A similar quote you might like is, “Imperfect action is better than perfect inaction.” I still prefer General Patton’s, though, because I never see myself as being in a state of inaction.
I can easily convince myself that all my mental plotting and planning is actually taking action, when it’s really not. But I can never convince myself that all the gears turning in my head are anything close to actually “executing a plan,” so General Patton gets my butt in gear — in keeping with his well-deserved reputation.
It’s often better to be first and mediocre than second and superior. Remember videotapes? Beta was smaller with better picture-quality, but VHS was there first and won the battle.
Software developers have coined the term MVP, which stands for “Minimum Viable Product.” It goes like this:
Here’s the basic problem we’re solving. Let’s not worry about all the bells and whistles and additional features right now.

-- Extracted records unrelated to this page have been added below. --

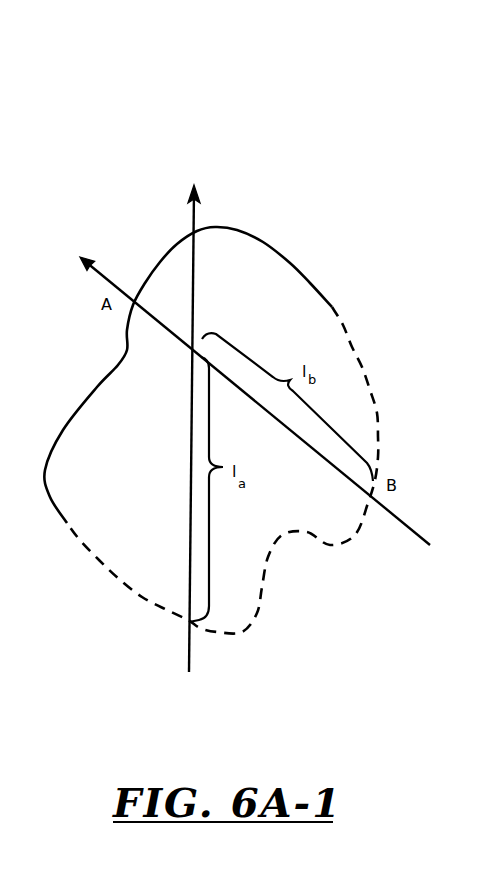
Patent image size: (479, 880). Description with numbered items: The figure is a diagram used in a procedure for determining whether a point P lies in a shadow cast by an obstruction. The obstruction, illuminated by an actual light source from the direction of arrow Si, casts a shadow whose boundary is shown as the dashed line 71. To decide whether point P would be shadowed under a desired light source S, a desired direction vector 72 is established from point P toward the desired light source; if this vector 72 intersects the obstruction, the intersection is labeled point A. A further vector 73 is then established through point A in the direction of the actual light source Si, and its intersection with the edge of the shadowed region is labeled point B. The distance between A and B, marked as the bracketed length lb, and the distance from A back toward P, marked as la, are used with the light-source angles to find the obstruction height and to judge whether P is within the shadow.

The dashed line 71 is at (330, 549).
The desired direction vector 72 is at (195, 215).
The vector 73 is at (102, 266).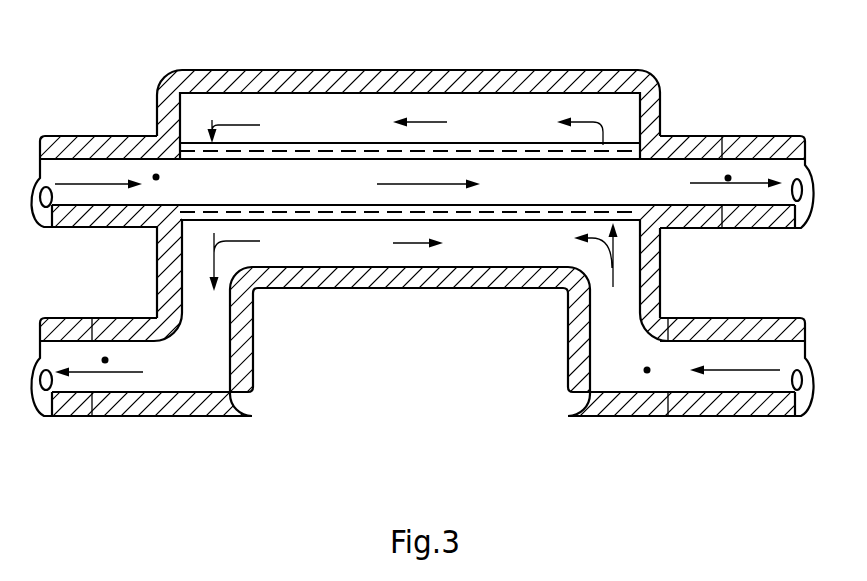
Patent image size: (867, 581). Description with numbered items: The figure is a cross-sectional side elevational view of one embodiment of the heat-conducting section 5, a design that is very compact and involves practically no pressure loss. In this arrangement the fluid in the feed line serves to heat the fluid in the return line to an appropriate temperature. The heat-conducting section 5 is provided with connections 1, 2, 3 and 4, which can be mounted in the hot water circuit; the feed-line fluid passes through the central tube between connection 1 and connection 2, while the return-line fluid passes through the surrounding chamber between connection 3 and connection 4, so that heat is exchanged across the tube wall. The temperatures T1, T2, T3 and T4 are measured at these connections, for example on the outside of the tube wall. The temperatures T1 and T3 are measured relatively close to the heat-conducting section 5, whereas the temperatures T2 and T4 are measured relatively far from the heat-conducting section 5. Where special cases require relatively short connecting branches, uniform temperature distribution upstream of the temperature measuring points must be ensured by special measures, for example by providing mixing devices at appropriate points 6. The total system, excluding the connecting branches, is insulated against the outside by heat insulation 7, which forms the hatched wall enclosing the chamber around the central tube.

The connection 1 is at (44, 135).
The connection 2 is at (798, 133).
The connection 3 is at (798, 418).
The connection 4 is at (45, 423).
The heat-conducting section 5 is at (327, 207).
The points for mixing devices 6 is at (598, 175).
The heat insulation 7 is at (268, 77).
The temperature T1 is at (155, 175).
The temperature T2 is at (726, 175).
The temperature T3 is at (649, 366).
The temperature T4 is at (106, 355).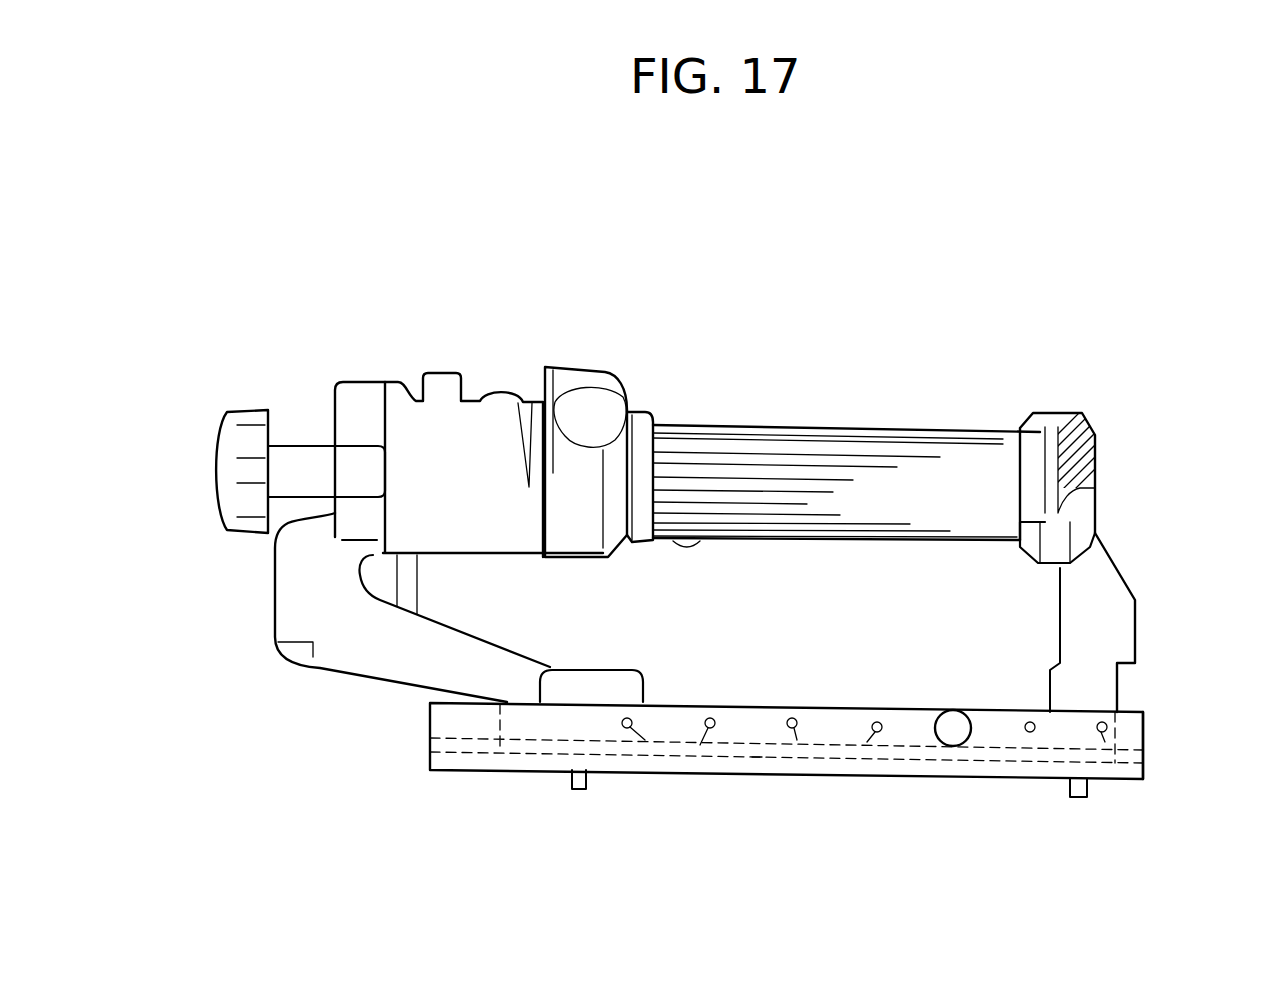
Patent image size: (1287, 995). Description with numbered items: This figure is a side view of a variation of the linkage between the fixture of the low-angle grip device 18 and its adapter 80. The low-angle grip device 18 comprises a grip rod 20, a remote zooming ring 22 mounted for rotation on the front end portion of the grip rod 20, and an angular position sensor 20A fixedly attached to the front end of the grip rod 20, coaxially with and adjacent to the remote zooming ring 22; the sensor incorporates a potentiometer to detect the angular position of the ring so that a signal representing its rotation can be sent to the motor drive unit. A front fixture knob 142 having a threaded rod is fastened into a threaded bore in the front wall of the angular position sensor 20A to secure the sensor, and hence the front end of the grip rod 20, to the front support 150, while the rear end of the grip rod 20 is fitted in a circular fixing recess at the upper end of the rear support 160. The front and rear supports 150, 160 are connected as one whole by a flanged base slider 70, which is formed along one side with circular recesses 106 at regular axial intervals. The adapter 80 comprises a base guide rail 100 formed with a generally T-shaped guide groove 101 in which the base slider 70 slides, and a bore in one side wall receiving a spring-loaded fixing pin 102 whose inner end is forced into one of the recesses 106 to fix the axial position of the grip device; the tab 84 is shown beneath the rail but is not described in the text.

The front fixture knob 142 is at (270, 411).
The angular position sensor 20A is at (463, 407).
The remote zooming ring 22 is at (607, 373).
The low-angle grip device 18 is at (745, 396).
The grip rod 20 is at (933, 427).
The rear support 160 is at (1128, 577).
The front support 150 is at (407, 660).
The base guide rail 100 is at (917, 767).
The base slider 70 is at (905, 730).
The adapter 80 is at (1160, 741).
The tab 84 is at (568, 792).
The circular recesses 106 is at (642, 737).
The T-shaped guide groove 101 is at (757, 750).
The fixing pin 102 is at (960, 737).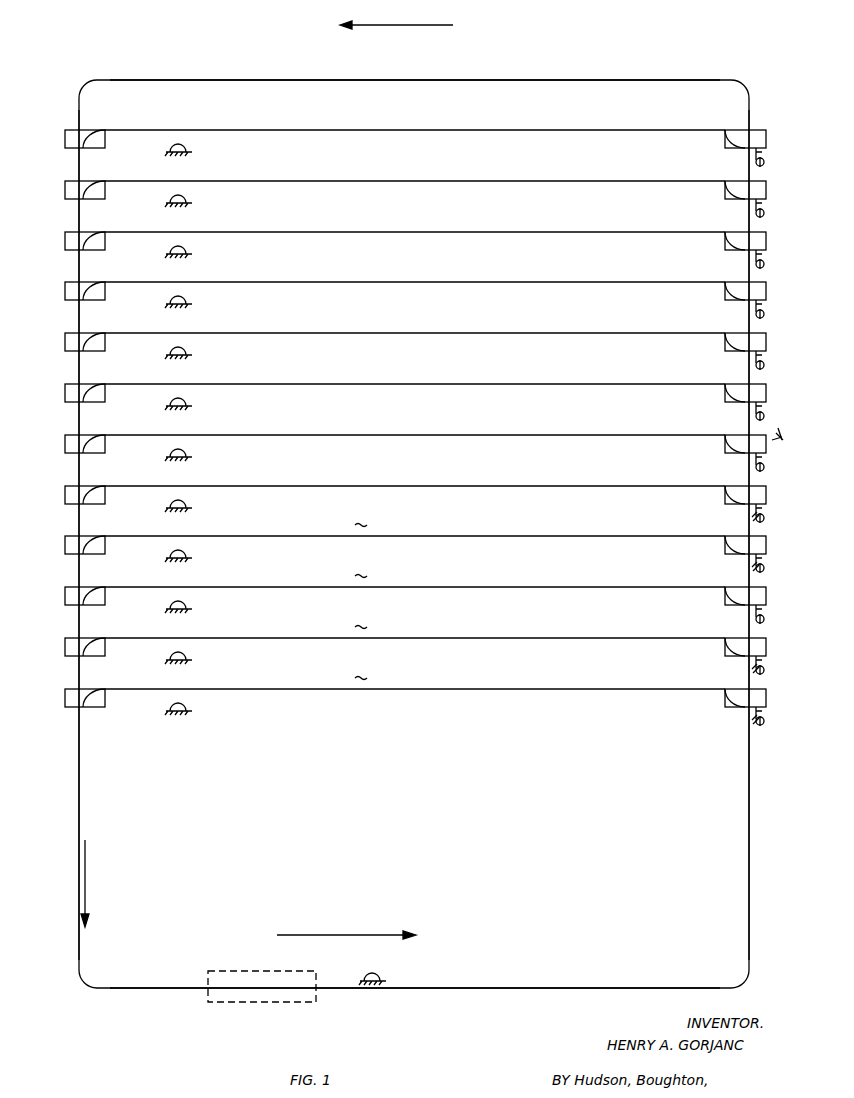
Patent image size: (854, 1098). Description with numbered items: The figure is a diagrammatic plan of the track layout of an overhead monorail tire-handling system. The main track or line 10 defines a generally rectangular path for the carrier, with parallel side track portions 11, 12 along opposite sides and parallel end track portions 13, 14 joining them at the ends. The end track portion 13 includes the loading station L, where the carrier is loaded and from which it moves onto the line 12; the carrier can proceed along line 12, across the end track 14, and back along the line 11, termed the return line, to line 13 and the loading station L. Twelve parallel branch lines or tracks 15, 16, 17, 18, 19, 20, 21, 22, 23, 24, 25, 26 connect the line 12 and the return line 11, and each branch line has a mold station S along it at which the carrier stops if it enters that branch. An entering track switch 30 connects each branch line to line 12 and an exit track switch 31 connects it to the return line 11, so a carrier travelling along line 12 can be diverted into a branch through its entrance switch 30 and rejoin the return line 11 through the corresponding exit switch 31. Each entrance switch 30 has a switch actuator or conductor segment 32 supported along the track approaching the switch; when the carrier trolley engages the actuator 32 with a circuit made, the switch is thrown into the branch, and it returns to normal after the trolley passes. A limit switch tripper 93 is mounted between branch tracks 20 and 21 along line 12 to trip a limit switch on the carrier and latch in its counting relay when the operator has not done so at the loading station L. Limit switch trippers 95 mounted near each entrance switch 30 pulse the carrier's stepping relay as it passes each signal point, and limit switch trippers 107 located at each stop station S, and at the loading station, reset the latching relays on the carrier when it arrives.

Let’s get a minimal viable product out there as quickly as possible, so we gain market share quickly before someone else comes along and becomes the de facto standard.
Besides, once it’s in the hands of the users, features we thought were important might not interest them at all. Plus, they’ll provide us with feedback for features that are important to them that we never even considered.
Good enough is good enough! Let’s just get something out there to see if we’re even on the right track. We can always polish it up and add some features in version 2.0.
Stop procrastinating and get on with it!
One of my favorite book titles is Ready, Fire, Aim by Michael Masterson. His assertion is that most people think of making a decision — “pulling the trigger” on a decision — as if they were shooting a bullet out of a gun. Once it’s gone, there’s nothing you can do to alter its course. So you better take your time and make absolutely sure you’re doing the right thing before you pull the trigger, because there’s no turning back.
In reality, he points out, most decisions are more like launching a guided missile. Once the missile is the air, it must make many adjustments along the way in order to zero in on its intended target (or goal). The most important thing is that you go ahead and fire the missile. Only then will you be able to make the inevitable course corrections.
There’s no sense in leaving the missile sitting on the launching pad while you go over and over (and over) your initial settings. The fact is, you’re guaranteed to make thousands of adjustments along the way.
So what are you waiting for? Ready, Fire, Aim!